Comemoramos hoje 38 anos sobre a data em que o povo português se libertou da ditadura fascista. Durante 48 anos essa ditadura condenou Portugal aos tempos mais negros da sua história. Mas, a tamanha violência sobre si cometida, o povo português soube responder com coragem e dignidade e foi obreiro de uma das mais bonitas e originais revoluções. Com a Revolução do 25 de Abril, o povo português alcançou as mais profundas conquistas democráticas.


A Revolução de 1974 foi uma das maiores realizações históricas do povo português e de impacto internacional. Conforme afirma a Constituição da República Portuguesa de 1976, uma das mais avançadas da Europa Ocidental, «libertar Portugal da ditadura, da opressão e do colonialismo representou uma transformação revolucionária e o início de uma viragem histórica da sociedade portuguesa». Ela constituiu uma realização da vontade do povo, uma afirmação de liberdade, de emancipação social e de independência nacional. A Revolução de Abril foi obra que o povo construiu na rua e nela a juventude foi força presente e viva.


Interpretando os mais profundos anseios do povo português, os jovens capitães de Abril, com a sua acção determinada e corajosa, derrubaram o governo fascista já desgastado por longos anos de resistência e luta.
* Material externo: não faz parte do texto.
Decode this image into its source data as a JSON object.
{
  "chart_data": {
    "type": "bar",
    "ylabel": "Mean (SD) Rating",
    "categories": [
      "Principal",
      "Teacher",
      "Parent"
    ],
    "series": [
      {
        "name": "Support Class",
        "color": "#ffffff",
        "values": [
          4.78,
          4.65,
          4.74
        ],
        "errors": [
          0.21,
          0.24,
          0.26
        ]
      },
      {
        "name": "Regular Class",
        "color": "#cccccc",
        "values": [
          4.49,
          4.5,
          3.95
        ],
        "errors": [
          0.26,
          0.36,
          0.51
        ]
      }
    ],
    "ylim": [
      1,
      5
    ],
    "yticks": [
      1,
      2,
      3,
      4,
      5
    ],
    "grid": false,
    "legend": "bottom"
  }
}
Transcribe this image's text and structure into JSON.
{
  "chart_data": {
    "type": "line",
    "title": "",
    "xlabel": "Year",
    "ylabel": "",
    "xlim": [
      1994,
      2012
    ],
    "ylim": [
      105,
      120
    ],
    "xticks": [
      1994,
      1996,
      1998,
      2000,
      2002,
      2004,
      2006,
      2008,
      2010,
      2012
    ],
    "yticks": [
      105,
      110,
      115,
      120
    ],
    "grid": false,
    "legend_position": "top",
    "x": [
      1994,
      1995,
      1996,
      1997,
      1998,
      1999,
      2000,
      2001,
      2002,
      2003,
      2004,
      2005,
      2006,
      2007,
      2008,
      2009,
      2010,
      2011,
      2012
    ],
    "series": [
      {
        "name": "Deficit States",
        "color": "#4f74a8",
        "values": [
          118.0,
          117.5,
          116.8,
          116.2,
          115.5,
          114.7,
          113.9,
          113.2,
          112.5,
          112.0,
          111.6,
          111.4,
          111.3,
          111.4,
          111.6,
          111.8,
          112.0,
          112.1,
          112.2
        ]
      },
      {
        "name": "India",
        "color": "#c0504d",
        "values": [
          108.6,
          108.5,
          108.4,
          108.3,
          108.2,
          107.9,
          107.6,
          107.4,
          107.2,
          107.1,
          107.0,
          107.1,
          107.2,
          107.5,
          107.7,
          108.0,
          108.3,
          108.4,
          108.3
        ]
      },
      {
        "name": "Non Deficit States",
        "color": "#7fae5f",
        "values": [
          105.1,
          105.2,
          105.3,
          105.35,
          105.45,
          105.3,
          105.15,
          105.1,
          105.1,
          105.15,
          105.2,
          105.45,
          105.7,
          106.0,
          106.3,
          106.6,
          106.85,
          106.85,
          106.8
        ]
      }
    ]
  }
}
Esta acção foi determinante. Mas a Revolução, em toda a sua amplitude, foi o resultado do imediato levantamento popular e da conjugação da acção de massas e das forças armadas consubstanciada na aliança povo - MFA. Não foi nas instituições de poder político que se fez a Revolução. Todas as conquistas foram ganhas na rua pelo povo que se mobilizou para a defesa dos seus interesses.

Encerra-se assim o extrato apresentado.